A despedida de José Alemparte
Paulo Bandeira Faria, Teorema, Março 2012
Despedi-me de José Alemparte sem que ele se tivesse ido
embora.
Paulo Bandeira Faria, que já me havia surpreendido com “As
sete estradinhas de Catete”, um romance de Africas, como o título deixa
antever.
Com este novo livro o Autor transporta-nos para uma Galiza
quase Portugal; memórias da Guerra Civil espanhola e, também, memórias do
próprio presente.
Um romance em que os sentimentos, dentro das suas
especificidades se misturam e as línguas se confundem sem se atrapalharem. Na
realidade e como metáfora. A páginas 292, fica transparente:
“Há duas na Galiza: a
original e o castelhano. Ambas são nossas. Portanto, sirvam-se de qual se
sirvam, deixem-se de politiquices e comuniquem apenas. Já é mais do que
suficiente para manter viva uma língua: transmitindo a verdade dos afectos mais
do que as razões. Qualquer língua que se use para perpetuar ensinamentos,
resolver problemas e dizer coisas ternas estará sempre viva. Em vez de dividir,
as línguas unem, só há que expressar nelas o que de melhor há em nós. Escolher
entre elas as melhores palavras, em suma.

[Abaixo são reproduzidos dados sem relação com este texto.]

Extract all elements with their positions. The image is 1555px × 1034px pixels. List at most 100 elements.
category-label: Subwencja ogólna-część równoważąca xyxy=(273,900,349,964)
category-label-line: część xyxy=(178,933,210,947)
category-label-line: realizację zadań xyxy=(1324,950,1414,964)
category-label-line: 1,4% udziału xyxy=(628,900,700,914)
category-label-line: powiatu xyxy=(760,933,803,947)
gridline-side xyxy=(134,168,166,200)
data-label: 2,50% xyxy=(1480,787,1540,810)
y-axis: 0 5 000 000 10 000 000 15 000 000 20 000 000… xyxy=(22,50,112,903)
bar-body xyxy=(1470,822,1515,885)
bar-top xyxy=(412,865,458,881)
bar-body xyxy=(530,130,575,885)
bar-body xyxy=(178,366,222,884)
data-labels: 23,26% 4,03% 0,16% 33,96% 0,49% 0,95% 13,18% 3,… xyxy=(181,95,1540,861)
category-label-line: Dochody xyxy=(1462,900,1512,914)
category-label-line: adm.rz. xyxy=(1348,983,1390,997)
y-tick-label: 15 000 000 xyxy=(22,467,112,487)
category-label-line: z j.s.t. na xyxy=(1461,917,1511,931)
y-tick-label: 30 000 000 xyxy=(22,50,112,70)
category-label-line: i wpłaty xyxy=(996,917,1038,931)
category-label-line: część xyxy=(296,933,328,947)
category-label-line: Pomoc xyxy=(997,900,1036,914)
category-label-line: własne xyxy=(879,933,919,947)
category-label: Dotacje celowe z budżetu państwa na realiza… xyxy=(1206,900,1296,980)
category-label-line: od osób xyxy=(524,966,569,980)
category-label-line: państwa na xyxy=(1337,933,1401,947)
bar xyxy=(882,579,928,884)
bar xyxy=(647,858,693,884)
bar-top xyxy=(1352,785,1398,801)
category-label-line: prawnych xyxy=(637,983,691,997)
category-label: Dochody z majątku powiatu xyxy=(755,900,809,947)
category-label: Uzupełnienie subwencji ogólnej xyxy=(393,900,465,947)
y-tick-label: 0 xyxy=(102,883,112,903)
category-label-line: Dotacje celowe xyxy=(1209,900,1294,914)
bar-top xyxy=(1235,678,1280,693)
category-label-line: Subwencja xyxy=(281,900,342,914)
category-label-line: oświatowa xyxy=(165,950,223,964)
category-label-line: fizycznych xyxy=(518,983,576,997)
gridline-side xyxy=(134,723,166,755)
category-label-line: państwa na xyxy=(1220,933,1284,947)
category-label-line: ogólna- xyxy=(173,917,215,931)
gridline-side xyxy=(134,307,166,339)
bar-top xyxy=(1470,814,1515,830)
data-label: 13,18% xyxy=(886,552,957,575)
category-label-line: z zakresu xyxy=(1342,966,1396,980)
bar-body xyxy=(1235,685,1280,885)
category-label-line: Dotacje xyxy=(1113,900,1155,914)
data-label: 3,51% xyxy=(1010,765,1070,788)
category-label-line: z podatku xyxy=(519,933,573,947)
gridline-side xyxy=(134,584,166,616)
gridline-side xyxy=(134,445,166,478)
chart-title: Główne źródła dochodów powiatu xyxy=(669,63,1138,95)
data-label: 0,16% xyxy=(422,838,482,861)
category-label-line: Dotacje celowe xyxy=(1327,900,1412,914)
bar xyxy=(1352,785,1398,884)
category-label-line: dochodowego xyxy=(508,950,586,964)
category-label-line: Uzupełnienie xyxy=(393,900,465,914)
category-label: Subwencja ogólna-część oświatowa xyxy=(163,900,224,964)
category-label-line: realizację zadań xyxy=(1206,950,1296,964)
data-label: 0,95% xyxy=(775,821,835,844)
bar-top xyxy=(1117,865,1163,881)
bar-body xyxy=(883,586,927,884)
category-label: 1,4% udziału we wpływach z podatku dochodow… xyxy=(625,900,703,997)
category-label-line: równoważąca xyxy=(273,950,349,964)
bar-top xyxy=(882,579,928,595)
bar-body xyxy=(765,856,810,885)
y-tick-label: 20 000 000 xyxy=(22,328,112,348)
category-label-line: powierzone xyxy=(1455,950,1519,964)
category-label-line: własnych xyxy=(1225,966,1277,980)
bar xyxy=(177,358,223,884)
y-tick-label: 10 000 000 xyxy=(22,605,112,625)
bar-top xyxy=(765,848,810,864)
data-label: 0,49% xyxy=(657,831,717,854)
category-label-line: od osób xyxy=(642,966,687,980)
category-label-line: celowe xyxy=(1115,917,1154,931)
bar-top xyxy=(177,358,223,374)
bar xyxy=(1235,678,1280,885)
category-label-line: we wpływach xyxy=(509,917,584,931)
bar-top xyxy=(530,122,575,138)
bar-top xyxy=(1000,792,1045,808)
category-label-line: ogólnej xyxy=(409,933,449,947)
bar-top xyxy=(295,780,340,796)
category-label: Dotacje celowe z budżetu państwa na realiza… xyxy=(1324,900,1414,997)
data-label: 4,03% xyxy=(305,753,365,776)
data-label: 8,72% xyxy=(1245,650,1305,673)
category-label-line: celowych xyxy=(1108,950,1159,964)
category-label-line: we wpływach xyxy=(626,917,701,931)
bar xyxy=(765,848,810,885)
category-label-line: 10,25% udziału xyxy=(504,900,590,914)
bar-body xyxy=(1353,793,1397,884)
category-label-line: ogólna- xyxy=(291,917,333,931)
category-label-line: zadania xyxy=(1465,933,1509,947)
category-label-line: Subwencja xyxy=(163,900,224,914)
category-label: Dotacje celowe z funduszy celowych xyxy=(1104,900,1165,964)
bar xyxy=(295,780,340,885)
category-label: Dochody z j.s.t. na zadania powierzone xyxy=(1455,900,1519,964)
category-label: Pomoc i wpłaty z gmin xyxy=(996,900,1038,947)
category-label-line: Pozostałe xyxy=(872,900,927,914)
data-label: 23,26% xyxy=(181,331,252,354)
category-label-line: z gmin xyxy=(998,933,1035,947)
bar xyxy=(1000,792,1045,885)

De qual nos servimos quase me parece
secundário, pois a verdade está em nós, e quem a expresse não dá vida a uma
língua, dá verdade a si próprio.”
São três os narradores de “A despedida de José Alemparte”: O
próprio, galego, septuagenário que descobre que tem a doença de Alzheimer e, a
partir daí, quer arrumar contas com a vida; Emma, cansada do marido e que se
refugia num “chat” que lhe vai trazer surpresas, e Alex, criança sem papas na
língua, com o seu computador novinho, oferecido pelo avô, que o utiliza para
escrever o seu trágico-cómico diário.
Ensinado pela vida, Alex descobre que os super-heróis
existem fora da fantasia:
“Os super-heróis não
são aqueles tontos que estão na televisão a dizer que vão salvar o mundo. São
os que temos em casa e andam sempre a lutar para que as coisas melhorem. E vejo
que é tão difícil a vida dos pais que já nem quero ser grande depressa, é mais
fácil ser filho” (p. 304).
Em “A vida de José Alemparte” os personagens descobrem, com
as dificuldades e a desilusão, os segredos da vida. Nunca é tarde.
“Havia quem tivesse
inveja da felicidade de um casal, já se sabe, há gente para tudo, e
mandaram-lhe todos os males. O primeiro foi o ciúme, mas o casal sobreviveu a
isso. Depois foi o egoísmo, mas o casal também o superou. Vieram outros males,
quer o casal ultrapassava sempre, fortalecendo-se. Por fim, enviaram uma figura
misteriosa, que chegou de noite, com o rosto escondido pela sombra de um grande
chapéu. Quando partiu, o casal separou-se. Pergunto: Qual era esse mal que por
fim destruiu o casal?
Não souberam
responder.
Pois: a rotina”
(p. 278).
Para além do lúdico que o livro nos oferece, são, no entanto,
três os grandes temas que o atravessam: a Guerra Civil, o terrorismo na época
de transição para a democracia e as dificuldades da actual crise.
Mas tudo isto subentendido, sem a carga aborrecida das
descrições históricas.
Despedi-me de José Alemparte sem que ele se tivesse ido
embora porque, como refere uma das personagens, quase a terminar: “Nunca se deve dizer tudo” (p. 307).